Un mouvement de masse comme le nôtre doit tenir compte des transformations des dernières années dans les médias si l’on souhaite conserver notre capacité à rejoindre la base étudiante. Du contenu s’offre à nous sur le Web dans des quantités toujours plus grandissantes et toujours plus rapidement; le Web est devenu le média d’information le plus important pour une grande partie de la population, dont les étudiant-es. Par ailleurs, si quelques associations se sont montrées heureuses d’avoir beaucoup de journaux à distribuer, d’autres ont mentionné à plusieurs reprises le manque d’efficacité du journal imprimé, se retrouvant souvent avec des boîtes de centaines d’exemplaires de l’Ultimatum abandonnés soit par manque d’intérêt des militant-es, soit par manque de convivialité pour la base étudiante.
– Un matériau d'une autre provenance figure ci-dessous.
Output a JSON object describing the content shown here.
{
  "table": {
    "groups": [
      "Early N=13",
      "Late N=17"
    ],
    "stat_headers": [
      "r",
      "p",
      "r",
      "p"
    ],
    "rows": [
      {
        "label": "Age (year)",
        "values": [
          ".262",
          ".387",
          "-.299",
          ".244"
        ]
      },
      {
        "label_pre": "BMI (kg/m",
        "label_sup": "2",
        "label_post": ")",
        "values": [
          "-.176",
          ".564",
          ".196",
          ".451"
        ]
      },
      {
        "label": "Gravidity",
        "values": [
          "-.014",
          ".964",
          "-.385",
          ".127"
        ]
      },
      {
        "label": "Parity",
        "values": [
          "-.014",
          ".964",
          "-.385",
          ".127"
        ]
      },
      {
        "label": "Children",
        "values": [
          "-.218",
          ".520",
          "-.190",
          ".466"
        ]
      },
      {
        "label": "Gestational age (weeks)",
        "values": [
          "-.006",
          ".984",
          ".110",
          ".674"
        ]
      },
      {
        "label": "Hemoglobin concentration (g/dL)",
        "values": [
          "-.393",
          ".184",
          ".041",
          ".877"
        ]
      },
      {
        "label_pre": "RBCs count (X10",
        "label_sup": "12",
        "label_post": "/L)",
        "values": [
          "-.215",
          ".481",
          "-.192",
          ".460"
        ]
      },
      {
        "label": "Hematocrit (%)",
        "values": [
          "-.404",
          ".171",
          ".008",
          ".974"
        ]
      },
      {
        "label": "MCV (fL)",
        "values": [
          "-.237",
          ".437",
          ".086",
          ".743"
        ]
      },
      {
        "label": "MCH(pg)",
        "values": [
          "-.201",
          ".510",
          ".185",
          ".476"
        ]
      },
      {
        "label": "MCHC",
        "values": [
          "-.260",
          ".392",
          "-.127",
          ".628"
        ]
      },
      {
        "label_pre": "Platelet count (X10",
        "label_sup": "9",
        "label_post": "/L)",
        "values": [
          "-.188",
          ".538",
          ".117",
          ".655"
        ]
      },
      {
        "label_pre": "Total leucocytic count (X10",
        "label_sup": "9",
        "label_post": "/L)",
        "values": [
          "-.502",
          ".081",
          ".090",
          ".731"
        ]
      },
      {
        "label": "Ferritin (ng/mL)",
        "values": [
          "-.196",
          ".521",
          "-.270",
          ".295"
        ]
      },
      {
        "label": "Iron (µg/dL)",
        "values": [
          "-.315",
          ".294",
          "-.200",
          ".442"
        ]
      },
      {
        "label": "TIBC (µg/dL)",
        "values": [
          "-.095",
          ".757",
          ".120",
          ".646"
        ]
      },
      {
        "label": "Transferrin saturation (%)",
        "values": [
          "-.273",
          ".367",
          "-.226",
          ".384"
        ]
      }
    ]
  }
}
C’est pourquoi moins miser sur les solutions papier (réduire le tirage et le nombre de parutions) au profit d’une nouvelle plate-forme Web nous permettra de partager de l’information rapidement et de rehausser la capacité de diffusion de contenu original et de qualité (et non pas simplement repartager des articles issus des médias de masse en y ajoutant des slogans) à moindre coût et d’une façon plus soucieuse de l’environnement.

Des idées innovatrices

L’avenir des médias étudiants réside dans notre capacité à s’inspirer des nouvelles technologies, mais aussi de la conjoncture politique pour re-dynamiser les voix étudiantes déterminées à agir. Une plate-forme web ouvrirait une multitude de possibilités pour le mouvement étudiant. En voici deux exemples.

  • La plate-forme servirait de relais d’informations, mais aussi d’organisation. Les événements tels que les projections, conférences, formations et panels sont nombreux et il est souvent compliqué de s’y retrouver surtout, lorsqu’on ne se tient pas proche du milieu militant. Il serait intéressant d’ajouter un calendrier interactif par région, où toutes les activités formatives issues de la gauche seraient regroupées.

  • Nous pourrions aussi développer la culture du partage de connaissance en produisant des enregistrements vidéo lors des instances, des conférences et des ateliers de formations afin de les mettre en ligne sur la plate-forme web. La démocratisation des informations et de la formation, par la diffusion sur le web, permettrait une plus grande égalité entre les militant-e-s de partout au Québec.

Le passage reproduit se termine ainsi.